J’ai pu le constater dans ma nouvelle banlieue, chez des femmes de carrière qui, le soir venu, liquidaient une bouteille de vin au repas. J’ai rencontré des mères qui conduisaient leurs enfants à l’école en emportant leur thermos de café parfumé au Bailey’s. Même à la télévision, les ­héroïnes de séries populaires comme Scandale ou Une femme exemplaire se servent régulièrement de copieux verres de rouge. Sur Facebook, l’alcool devient le déterminant de certains groupes de mères comme Moms Who Need Wine (« Les mamans qui ont ­besoin d’un verre ») et Moms Who Drink and Swear (« Les mamans qui boivent et jurent »). J’ai été tellement frappée par la place prépondérante, bien qu’invisible, qu’occupe l’alcool dans la vie des femmes que j’ai consacré trois années à me documenter et à écrire un livre sur la question (Her Best-Kept Secret, Simon & Schuster).

Mes observations reposent sur les données du Centre pour le contrôle et la prévention des maladies de 2010, selon lesquelles l’abus d’alcool – le fait de prendre quatre consommations ou plus en une même occasion – est ­répandu chez les femmes. Au Canada, environ 20 % des femmes qui boivent de l’alcool déclarent en faire une consommation excessive au moins une fois par mois ; aux États-Unis, une femme sur huit abuse régulièrement de l’alcool. Or les conséquences ­associées à la consommation abusive d’alcool ont suivi la progression de ces nouveaux comportements. Un nombre croissant de femmes sont arrêtées pour conduite en état d’ébriété – au Canada, un conducteur avec ­facultés affaiblies sur six est en fait une conductrice, contre une sur treize en 1986 – et plus d’étudiantes se ­retrouvent aux urgences à la suite d’un coma éthylique.
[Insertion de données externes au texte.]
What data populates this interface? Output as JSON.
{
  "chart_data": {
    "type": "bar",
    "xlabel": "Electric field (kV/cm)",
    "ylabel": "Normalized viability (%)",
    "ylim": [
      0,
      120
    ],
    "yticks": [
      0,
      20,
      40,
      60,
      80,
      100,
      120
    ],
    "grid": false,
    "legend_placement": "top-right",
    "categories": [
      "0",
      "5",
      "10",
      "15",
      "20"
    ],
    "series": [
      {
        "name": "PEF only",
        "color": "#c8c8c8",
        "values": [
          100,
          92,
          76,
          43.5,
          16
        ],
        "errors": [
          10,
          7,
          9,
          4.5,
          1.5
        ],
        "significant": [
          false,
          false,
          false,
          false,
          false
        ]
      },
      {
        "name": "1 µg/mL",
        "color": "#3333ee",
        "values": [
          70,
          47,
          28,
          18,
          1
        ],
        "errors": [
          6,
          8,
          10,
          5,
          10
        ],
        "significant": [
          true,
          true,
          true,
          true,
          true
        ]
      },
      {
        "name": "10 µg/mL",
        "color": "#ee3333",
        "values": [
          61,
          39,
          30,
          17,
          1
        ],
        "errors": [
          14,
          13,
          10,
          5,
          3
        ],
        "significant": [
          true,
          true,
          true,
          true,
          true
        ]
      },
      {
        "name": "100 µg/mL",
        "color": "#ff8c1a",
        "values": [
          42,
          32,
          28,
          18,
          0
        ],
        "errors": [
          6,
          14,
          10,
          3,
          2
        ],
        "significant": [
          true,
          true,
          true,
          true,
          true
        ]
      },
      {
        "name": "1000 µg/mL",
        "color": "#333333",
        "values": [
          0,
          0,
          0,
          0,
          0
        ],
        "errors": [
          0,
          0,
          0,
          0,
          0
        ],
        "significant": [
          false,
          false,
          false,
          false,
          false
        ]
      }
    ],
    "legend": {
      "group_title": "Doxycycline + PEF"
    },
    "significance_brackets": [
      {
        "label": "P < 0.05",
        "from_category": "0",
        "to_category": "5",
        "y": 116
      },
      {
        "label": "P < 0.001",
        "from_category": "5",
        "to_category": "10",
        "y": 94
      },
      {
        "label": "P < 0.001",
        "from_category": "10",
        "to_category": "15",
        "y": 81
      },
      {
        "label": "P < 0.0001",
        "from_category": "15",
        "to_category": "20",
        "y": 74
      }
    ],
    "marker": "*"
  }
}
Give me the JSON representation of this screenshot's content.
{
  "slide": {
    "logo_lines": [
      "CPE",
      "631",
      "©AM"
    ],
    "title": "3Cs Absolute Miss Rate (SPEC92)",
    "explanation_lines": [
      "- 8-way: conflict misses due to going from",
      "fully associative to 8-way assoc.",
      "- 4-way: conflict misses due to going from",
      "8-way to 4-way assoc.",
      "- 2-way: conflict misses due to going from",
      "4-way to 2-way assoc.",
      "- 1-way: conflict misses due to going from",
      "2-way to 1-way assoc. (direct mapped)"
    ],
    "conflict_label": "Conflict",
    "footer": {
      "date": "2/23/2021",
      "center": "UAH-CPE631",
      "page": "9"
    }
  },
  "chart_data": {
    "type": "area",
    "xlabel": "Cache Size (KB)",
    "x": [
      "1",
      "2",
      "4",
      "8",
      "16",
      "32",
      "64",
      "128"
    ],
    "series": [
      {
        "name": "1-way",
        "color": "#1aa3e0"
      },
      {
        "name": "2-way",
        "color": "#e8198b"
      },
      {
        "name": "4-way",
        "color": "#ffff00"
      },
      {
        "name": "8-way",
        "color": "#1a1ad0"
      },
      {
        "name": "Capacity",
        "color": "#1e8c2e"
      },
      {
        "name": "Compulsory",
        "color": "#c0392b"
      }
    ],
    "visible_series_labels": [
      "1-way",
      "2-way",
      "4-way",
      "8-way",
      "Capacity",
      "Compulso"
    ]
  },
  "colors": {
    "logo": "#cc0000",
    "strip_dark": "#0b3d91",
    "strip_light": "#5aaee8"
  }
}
Pour de nombreuses femmes, la consommation abusive d’alcool commence à l’université et se poursuit avec l’âge. Elles ont maintenant les moyens de boire, et le stress qu’elles subissent les pousse à forcer la dose. L’alcool apparaît alors comme un antidote aux échéances du bureau, aux exigences des enfants et aux parents vieillissants dont il faut s’occuper. À ce cocktail s’ajoute le fait que beaucoup plus de femmes que d’hommes souffrent d’anxiété ou de dépression, troubles qu’elles soignent souvent par l’alcool. Biologiquement, les femmes sont également plus à risque. Elles ressentent les effets de l’alcool plus rapidement et plus fortement que les hommes, car leur corps contient moins d’eau (pour diluer l’alcool) et plus de graisses (moins absorbantes que les muscles, si bien que la concentration d’alcool dans le sang est plus élevée). De plus, l’enzyme responsable du métabolisme de l’alcool, la déhydrogénase, est présente en moins grande quantité chez les femmes, ce qui signifie qu’elles s’enivrent plus rapidement.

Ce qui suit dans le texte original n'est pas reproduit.